Our CCG is responsible for planning and buying (commissioning) services from healthcare providers to meet the needs of our population. The main providers in Bradford district and Craven are:

  • GP practices
  • Airedale NHS Foundation Trust (Airedale Hospital)
  • Bradford Teaching Hospitals NHS Foundation Trust (Bradford Royal Infirmary and St Luke’s hospitals)
  • Bradford District Care NHS Foundation Trust (community and mental health services)
  • Care homes and nursing homes
  • Voluntary and community sector

Local councils – Bradford Council, North Yorkshire County Council and Craven District Council – are responsible for social care services and public health.

We regularly monitor feedback about these local providers to make sure that the services we buy deliver high quality care and give people a positive experience. If the feedback we receive suggests that there is an area for improvement, we work with our providers to identify the actions that need to be taken and follow this up.

You can find out more about what we do with people’s feedback about local services providers on the get involved pages of our website. The way that we pull together and analyse feedback is known Grassroots.

You can read more about how Grassroots feedback has made a difference in our guide to Grassroots.

We also work together with our provider organisations on engagement with patients and the public.

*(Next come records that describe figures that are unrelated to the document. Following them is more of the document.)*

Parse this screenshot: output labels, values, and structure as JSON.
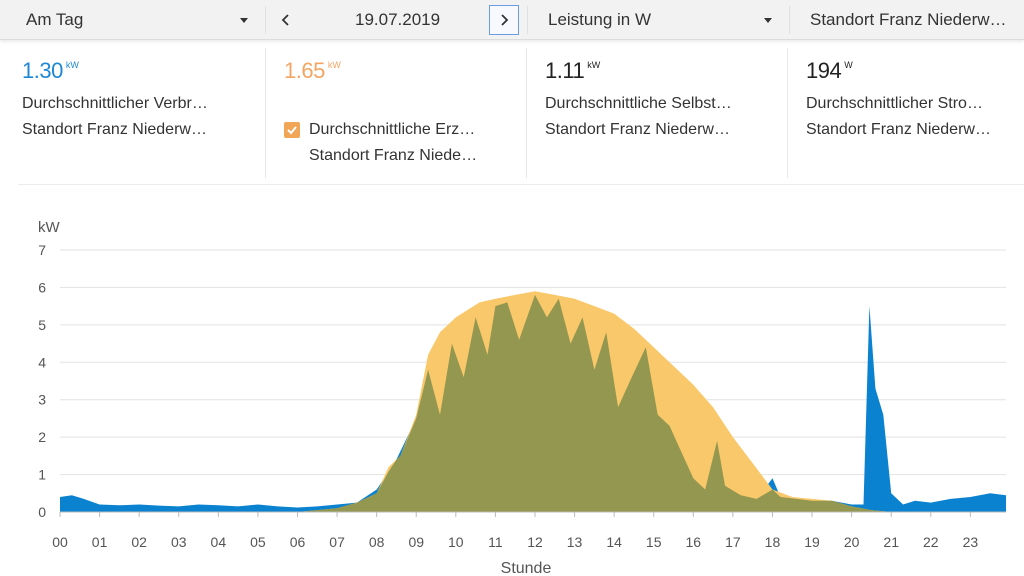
{
  "toolbar": {
    "period": "Am Tag",
    "date": "19.07.2019",
    "prev_icon": "chevron-left-icon",
    "next_icon": "chevron-right-icon",
    "unit": "Leistung in W",
    "site": "Standort Franz Niederw…"
  },
  "stats": [
    {
      "value": "1.30",
      "unit": "kW",
      "label1": "Durchschnittlicher Verbr…",
      "label2": "Standort Franz Niederw…",
      "color": "#1e88d6"
    },
    {
      "value": "1.65",
      "unit": "kW",
      "label1": "Durchschnittliche Erz…",
      "label2": "Standort Franz Niede…",
      "color": "#f4a562",
      "checked": true
    },
    {
      "value": "1.11",
      "unit": "kW",
      "label1": "Durchschnittliche Selbst…",
      "label2": "Standort Franz Niederw…",
      "color": "#222222"
    },
    {
      "value": "194",
      "unit": "W",
      "label1": "Durchschnittlicher Stro…",
      "label2": "Standort Franz Niederw…",
      "color": "#222222"
    }
  ],
  "colors": {
    "consumption": "#0a82cf",
    "production": "#f9c86a",
    "self_consumption": "#93974f",
    "grid": "#e2e2e2",
    "axis_text": "#555555"
  },
  "chart_data": {
    "type": "area",
    "ylabel": "kW",
    "xlabel": "Stunde",
    "ylim": [
      0,
      7
    ],
    "yticks": [
      "0",
      "1",
      "2",
      "3",
      "4",
      "5",
      "6",
      "7"
    ],
    "xticks": [
      "00",
      "01",
      "02",
      "03",
      "04",
      "05",
      "06",
      "07",
      "08",
      "09",
      "10",
      "11",
      "12",
      "13",
      "14",
      "15",
      "16",
      "17",
      "18",
      "19",
      "20",
      "21",
      "22",
      "23"
    ],
    "grid": true,
    "series": [
      {
        "key": "consumption",
        "points": [
          [
            0,
            0.4
          ],
          [
            0.3,
            0.45
          ],
          [
            0.6,
            0.35
          ],
          [
            1,
            0.2
          ],
          [
            1.5,
            0.18
          ],
          [
            2,
            0.2
          ],
          [
            2.5,
            0.17
          ],
          [
            3,
            0.15
          ],
          [
            3.5,
            0.2
          ],
          [
            4,
            0.18
          ],
          [
            4.5,
            0.15
          ],
          [
            5,
            0.2
          ],
          [
            5.5,
            0.15
          ],
          [
            6,
            0.12
          ],
          [
            6.5,
            0.15
          ],
          [
            7,
            0.2
          ],
          [
            7.5,
            0.25
          ],
          [
            8,
            0.6
          ],
          [
            8.5,
            1.4
          ],
          [
            9,
            2.5
          ],
          [
            9.3,
            3.8
          ],
          [
            9.6,
            2.6
          ],
          [
            9.9,
            4.5
          ],
          [
            10.2,
            3.6
          ],
          [
            10.5,
            5.2
          ],
          [
            10.8,
            4.2
          ],
          [
            11,
            5.5
          ],
          [
            11.3,
            5.6
          ],
          [
            11.6,
            4.6
          ],
          [
            12,
            5.8
          ],
          [
            12.3,
            5.2
          ],
          [
            12.6,
            5.7
          ],
          [
            12.9,
            4.5
          ],
          [
            13.2,
            5.2
          ],
          [
            13.5,
            3.8
          ],
          [
            13.8,
            4.8
          ],
          [
            14.1,
            2.8
          ],
          [
            14.4,
            3.5
          ],
          [
            14.8,
            4.4
          ],
          [
            15.1,
            2.6
          ],
          [
            15.4,
            2.3
          ],
          [
            15.7,
            1.6
          ],
          [
            16,
            0.9
          ],
          [
            16.3,
            0.6
          ],
          [
            16.6,
            1.9
          ],
          [
            16.8,
            0.7
          ],
          [
            17.2,
            0.45
          ],
          [
            17.6,
            0.35
          ],
          [
            18,
            0.9
          ],
          [
            18.2,
            0.4
          ],
          [
            18.6,
            0.35
          ],
          [
            19,
            0.3
          ],
          [
            19.5,
            0.3
          ],
          [
            20,
            0.2
          ],
          [
            20.3,
            0.2
          ],
          [
            20.45,
            5.5
          ],
          [
            20.6,
            3.3
          ],
          [
            20.8,
            2.6
          ],
          [
            21,
            0.5
          ],
          [
            21.3,
            0.2
          ],
          [
            21.6,
            0.3
          ],
          [
            22,
            0.25
          ],
          [
            22.5,
            0.35
          ],
          [
            23,
            0.4
          ],
          [
            23.5,
            0.5
          ],
          [
            23.9,
            0.45
          ]
        ]
      },
      {
        "key": "production",
        "points": [
          [
            0,
            0.0
          ],
          [
            6,
            0.0
          ],
          [
            6.5,
            0.05
          ],
          [
            7,
            0.1
          ],
          [
            7.5,
            0.25
          ],
          [
            8,
            0.5
          ],
          [
            8.3,
            1.2
          ],
          [
            8.6,
            1.5
          ],
          [
            9,
            2.6
          ],
          [
            9.3,
            4.2
          ],
          [
            9.6,
            4.8
          ],
          [
            10,
            5.2
          ],
          [
            10.3,
            5.4
          ],
          [
            10.6,
            5.6
          ],
          [
            11,
            5.7
          ],
          [
            11.5,
            5.8
          ],
          [
            12,
            5.9
          ],
          [
            12.5,
            5.8
          ],
          [
            13,
            5.7
          ],
          [
            13.5,
            5.5
          ],
          [
            14,
            5.3
          ],
          [
            14.5,
            4.9
          ],
          [
            15,
            4.4
          ],
          [
            15.5,
            3.9
          ],
          [
            16,
            3.4
          ],
          [
            16.5,
            2.8
          ],
          [
            17,
            2.0
          ],
          [
            17.5,
            1.3
          ],
          [
            18,
            0.6
          ],
          [
            18.5,
            0.4
          ],
          [
            19,
            0.35
          ],
          [
            19.5,
            0.3
          ],
          [
            20,
            0.15
          ],
          [
            20.5,
            0.05
          ],
          [
            21,
            0.0
          ],
          [
            23.9,
            0.0
          ]
        ]
      }
    ]
  }
}
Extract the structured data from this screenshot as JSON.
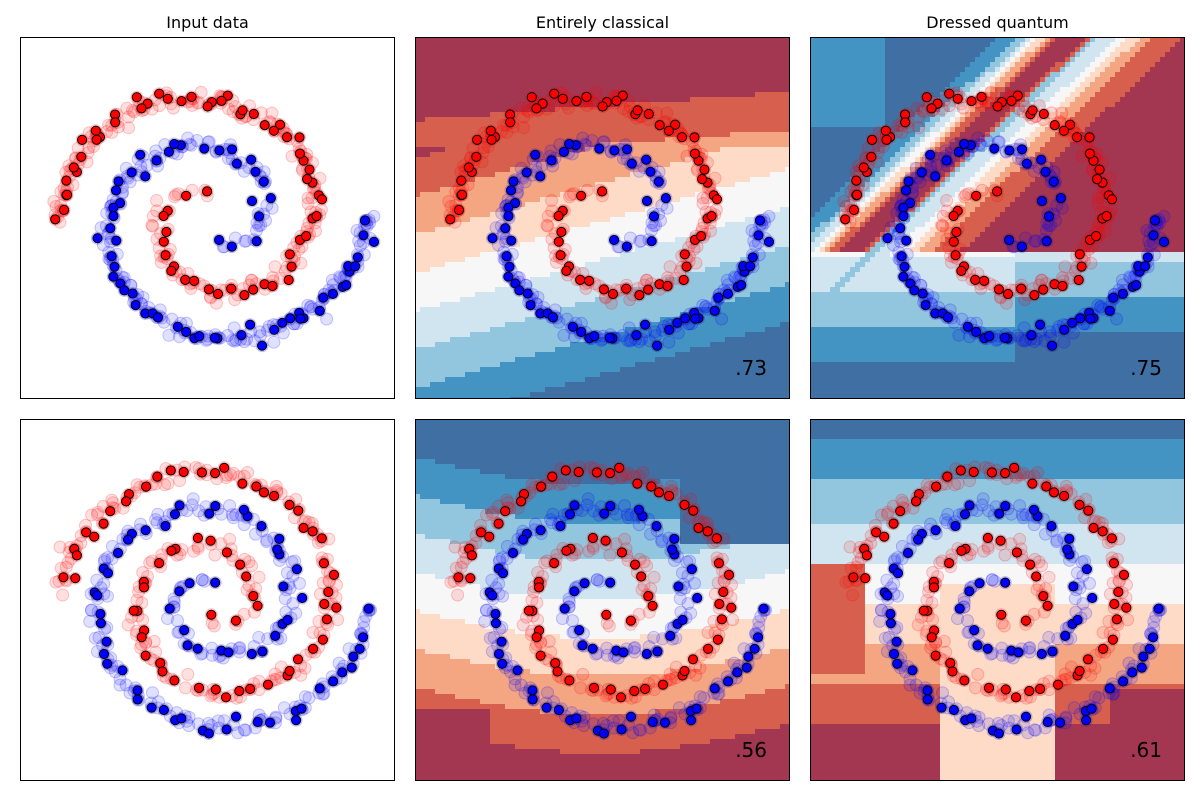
{
  "figure": {
    "column_titles": [
      "Input data",
      "Entirely classical",
      "Dressed quantum"
    ]
  },
  "colors": {
    "class_red": "#ff0000",
    "class_blue": "#0000ff",
    "marker_edge": "#000000",
    "boundary_scale_red_to_blue": [
      "#a33650",
      "#d6604d",
      "#f4a582",
      "#fddbc7",
      "#f7f7f7",
      "#d1e5f0",
      "#92c5de",
      "#4393c3",
      "#3f6fa3"
    ]
  },
  "chart_data": [
    {
      "type": "scatter",
      "panel": "top-left",
      "title": "Input data",
      "score": "",
      "dataset": "two spirals, 1.5 turns, red outer arm from upper right, blue arm ending lower left",
      "series": [
        {
          "color": "red"
        },
        {
          "color": "blue"
        }
      ],
      "background": "none"
    },
    {
      "type": "scatter",
      "panel": "top-middle",
      "title": "Entirely classical",
      "score": ".73",
      "series": [
        {
          "color": "red"
        },
        {
          "color": "blue"
        }
      ],
      "background": "decision-boundary contours, red top / blue bottom diagonal bands"
    },
    {
      "type": "scatter",
      "panel": "top-right",
      "title": "Dressed quantum",
      "score": ".75",
      "series": [
        {
          "color": "red"
        },
        {
          "color": "blue"
        }
      ],
      "background": "decision-boundary contours, blue upper-left and bottom, red wedge top-right"
    },
    {
      "type": "scatter",
      "panel": "bottom-left",
      "title": "",
      "score": "",
      "dataset": "two spirals, 2 turns, blue outer arm from right, red arm ending lower left",
      "series": [
        {
          "color": "blue"
        },
        {
          "color": "red"
        }
      ],
      "background": "none"
    },
    {
      "type": "scatter",
      "panel": "bottom-middle",
      "title": "",
      "score": ".56",
      "series": [
        {
          "color": "blue"
        },
        {
          "color": "red"
        }
      ],
      "background": "decision-boundary contours, blue top / red bottom bands"
    },
    {
      "type": "scatter",
      "panel": "bottom-right",
      "title": "",
      "score": ".61",
      "series": [
        {
          "color": "blue"
        },
        {
          "color": "red"
        }
      ],
      "background": "decision-boundary contours, blue top, mixed light/red bottom"
    }
  ]
}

This is facilitated by a Bradford district and Craven communications and engagement network which brings teams together to coordinate activity and jointly plan projects.

When providers want to make a change to a service, they must involve us as commissioners so that we have assurance that patients, carers and the public are involved in decision making. If appropriate, our CCG will carry out patient and public engagement activity or work closely with partners to make sure that patients and carers are fully engaged in any changes.

Some recent examples of how we have held services accountable during a change include:

  • GP practice service changes: in 2019 a group of GP practices in Bradford City wanted to work more closely together and move from Whetley Medical Centre to Westbourne Green Community Health Centre with the aim of offering improved facilities and services to patients. Our CCG advised the GP about their responsibilities to engage with patients and supported them with their communications and engagement strategy for the proposed relocation to enable a wide range of people to participate. You can find out more about the GP practice service change on The Family Practice website (opens in a new window).
  • Services changing the way they work together: our two acute hospital trusts – Bradford and Airedale – are working collaboratively on the development of a number of services, including stroke care. Our CCG funded Healthwatch Bradford to be involved in the project to ensure that the patient and carer voice was at the heart of this work. You can find out more about the stroke services project work on the Healthwatch Bradford website (opens in a new window).

The CCG quality team take part in regular quality review meetings with all local providers. The engagement and experience team work closely with the quality team to make sure the CCG is asking the right questions, focusing most on those people who find it hardest to access services or who will be most affected by any changes.

As a result of patient experience feedback we may invite providers to attend our Joint Quality Committee (JQC). The JQC is chaired by the CCG lay member for patient and public involvement and provides assurance about the action(s) being taken to improve services.

Providers report regularly to us about patient experience and engagement as part of their quality assurance processes. Our CCG comments formally on these reports. Sometimes we ask for more information about the involvement activities which have taken place, or make suggestions for ways provider can improve their engagement with patients and the public. For example, we worked with maternity services at our local hospitals to improve engagement through the local Maternity Voices Partnership.